Evolution from edge PoPs to data center PoPs
With the majority of our traffic flowing through AFD, it made sense to decommission our edge PoPs and instead invest in building out origin Data Center (DC) PoPs that terminate AFD traffic within our DCs. Our edge PoPs that spanned the EU, LATAM, and APAC regions were expensive to maintain and decommissioning them has resulted in significant opex/capex savings.
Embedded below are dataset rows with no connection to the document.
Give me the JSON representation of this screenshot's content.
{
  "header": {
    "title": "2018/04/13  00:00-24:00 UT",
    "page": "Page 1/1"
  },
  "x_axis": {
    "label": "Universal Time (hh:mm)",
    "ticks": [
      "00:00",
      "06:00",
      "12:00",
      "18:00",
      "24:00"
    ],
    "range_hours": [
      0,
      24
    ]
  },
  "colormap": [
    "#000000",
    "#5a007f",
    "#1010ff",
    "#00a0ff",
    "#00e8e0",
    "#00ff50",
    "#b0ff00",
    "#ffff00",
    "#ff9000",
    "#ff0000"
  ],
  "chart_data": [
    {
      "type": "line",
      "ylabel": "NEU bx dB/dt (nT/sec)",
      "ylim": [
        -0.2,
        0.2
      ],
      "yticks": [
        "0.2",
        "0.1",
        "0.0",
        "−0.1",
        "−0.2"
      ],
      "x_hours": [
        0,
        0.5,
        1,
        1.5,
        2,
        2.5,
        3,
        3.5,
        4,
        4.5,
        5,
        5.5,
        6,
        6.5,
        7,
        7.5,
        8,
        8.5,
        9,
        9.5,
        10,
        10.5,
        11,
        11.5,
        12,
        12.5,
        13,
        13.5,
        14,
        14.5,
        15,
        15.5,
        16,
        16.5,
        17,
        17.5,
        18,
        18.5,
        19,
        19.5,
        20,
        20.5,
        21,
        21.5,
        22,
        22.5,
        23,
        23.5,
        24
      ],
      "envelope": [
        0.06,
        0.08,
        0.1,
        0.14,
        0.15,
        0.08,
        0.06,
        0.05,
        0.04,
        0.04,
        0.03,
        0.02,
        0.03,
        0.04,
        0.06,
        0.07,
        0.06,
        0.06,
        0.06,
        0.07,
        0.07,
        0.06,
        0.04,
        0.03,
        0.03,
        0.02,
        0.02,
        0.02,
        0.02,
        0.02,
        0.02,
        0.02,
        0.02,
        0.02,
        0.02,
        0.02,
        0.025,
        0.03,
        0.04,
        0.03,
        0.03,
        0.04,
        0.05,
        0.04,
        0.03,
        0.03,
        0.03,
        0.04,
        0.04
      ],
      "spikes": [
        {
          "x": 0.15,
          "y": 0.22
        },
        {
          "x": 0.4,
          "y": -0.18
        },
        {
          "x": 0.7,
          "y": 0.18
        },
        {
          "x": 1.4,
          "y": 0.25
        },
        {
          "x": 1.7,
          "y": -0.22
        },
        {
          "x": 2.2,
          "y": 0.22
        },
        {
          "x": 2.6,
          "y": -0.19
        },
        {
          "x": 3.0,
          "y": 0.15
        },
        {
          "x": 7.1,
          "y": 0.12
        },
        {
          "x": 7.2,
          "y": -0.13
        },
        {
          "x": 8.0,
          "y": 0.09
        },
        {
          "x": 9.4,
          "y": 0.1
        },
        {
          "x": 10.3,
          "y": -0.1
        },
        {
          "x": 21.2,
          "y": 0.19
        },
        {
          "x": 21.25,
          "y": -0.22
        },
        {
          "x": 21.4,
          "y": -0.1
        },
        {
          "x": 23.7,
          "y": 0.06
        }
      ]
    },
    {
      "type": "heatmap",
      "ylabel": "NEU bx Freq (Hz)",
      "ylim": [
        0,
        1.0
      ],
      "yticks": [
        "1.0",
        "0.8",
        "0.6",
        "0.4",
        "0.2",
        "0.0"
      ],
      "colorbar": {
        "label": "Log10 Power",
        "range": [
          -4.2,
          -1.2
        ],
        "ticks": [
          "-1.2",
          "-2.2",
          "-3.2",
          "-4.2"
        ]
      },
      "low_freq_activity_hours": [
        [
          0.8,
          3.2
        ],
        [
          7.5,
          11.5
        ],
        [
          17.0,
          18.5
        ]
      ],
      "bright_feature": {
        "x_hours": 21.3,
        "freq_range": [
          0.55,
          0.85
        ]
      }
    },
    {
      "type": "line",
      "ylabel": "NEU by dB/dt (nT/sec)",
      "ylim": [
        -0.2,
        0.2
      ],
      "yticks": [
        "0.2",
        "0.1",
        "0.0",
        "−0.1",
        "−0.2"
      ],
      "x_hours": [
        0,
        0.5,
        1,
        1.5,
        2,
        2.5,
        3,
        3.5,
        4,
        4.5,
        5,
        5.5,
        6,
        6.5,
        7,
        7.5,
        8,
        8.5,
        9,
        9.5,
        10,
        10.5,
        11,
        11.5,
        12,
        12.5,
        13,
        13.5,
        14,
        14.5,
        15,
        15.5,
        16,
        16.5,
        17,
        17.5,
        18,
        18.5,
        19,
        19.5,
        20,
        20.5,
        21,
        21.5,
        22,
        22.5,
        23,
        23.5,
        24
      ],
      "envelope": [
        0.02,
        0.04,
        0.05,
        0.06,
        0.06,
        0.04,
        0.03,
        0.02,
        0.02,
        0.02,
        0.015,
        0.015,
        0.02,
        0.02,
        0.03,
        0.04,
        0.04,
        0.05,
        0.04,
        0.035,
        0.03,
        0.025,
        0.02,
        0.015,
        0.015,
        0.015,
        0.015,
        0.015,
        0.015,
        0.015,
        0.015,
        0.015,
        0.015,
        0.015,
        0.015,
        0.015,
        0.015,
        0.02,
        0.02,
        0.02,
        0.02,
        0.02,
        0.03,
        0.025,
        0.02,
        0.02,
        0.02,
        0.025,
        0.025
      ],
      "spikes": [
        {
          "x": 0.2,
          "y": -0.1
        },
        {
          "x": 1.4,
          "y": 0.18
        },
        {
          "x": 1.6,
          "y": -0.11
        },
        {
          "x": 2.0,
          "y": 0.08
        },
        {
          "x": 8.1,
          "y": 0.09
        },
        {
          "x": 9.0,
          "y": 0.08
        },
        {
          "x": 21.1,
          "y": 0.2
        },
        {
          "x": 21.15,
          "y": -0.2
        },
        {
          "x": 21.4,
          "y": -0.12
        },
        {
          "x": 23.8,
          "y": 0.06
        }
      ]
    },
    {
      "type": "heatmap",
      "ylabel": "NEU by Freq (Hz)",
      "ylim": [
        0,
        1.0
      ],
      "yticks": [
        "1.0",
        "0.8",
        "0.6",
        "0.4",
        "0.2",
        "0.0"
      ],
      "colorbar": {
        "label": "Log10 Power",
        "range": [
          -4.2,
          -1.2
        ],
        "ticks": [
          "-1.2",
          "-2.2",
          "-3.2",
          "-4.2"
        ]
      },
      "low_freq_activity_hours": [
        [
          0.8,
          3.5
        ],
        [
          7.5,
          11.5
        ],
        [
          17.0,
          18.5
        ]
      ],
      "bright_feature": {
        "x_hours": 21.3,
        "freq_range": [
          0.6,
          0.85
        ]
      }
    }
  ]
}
DC PoPs can handle more traffic because they have access to orders of magnitude more compute and connectivity than our edge PoPs, allowing us to oversize them to handle significantly more traffic. The redesign also allowed us to simplify our PoP architecture, flatten our tiers, and modernize our stack, including the adoption of HAProxy. In the process of flattening our tiers, we eliminated a L7 proxy hop, which reduced a source of failure, operational complexity, and development overhead. It simplified the complex ordering needs in the routing configuration deployments and removed the need to maintain multiple versions of software across the tiers. 

Reducing toil and site failures through Azure integrations
Maintaining a global edge requires significant resources to build and support critical dial tone infrastructure and tooling. Migrating our traffic stack to Azure enables us to refocus our time on engineering rather than operations. Two prime examples of this are maintaining TLS certs and logging. 

We’ve had to build and maintain our own certification management portal for hundreds of external TLS certs. With the original author long gone, and subject matter expert ownership exchanging hands several times, the aging code base has become difficult to maintain, and it has led to public lapses in external domain expirations. We’re now able to orchestrate certificate auto-renewal and deployment using Azure Key Vault

The same issue was present with our global HTTP logs. SREs often resorted to grepping large log files across fleets of hosts in order to debug live production issues. We now have our billions of daily HTTP requests automatically sent by AFD to Azure Data Explorer, allowing instant SQL-like querying. We’re exploring using this data to discover patterns and trends in our traffic.

What’s next?

The AFD migration has enabled us to re-engineer resilient solutions and reduce toil on infrastructure operations. With the Azure ecosystem, we’re able to wrap our day-to-day in Infrastructure-as-Code, invest in business continuity planning, gather better insights into our traffic, and experiment with the cutting edge of internet technologies.

In order to enable efficient collaboration with our partners at Microsoft, we’re expanding our SRE operations to a LinkedIn Seattle office. We already have several collaboration projects in the pipeline as we work with various Azure Edge teams. We are thrilled to be participating in development and A/B testing of the latest web technologies like HTTP/3 aka HTTP-over-QUIC. We have recorded very promising benefits of QUIC in prior experiments, and so enabling this on AFD is a top priority to better serve LinkedIn and other users of AFD. Our long term roadmap also includes IP coalescing with Azure CDN, 0-RTT with TLS1.3, as well as tracking the gains we continue to fetch from an ever-growing PoP footprint.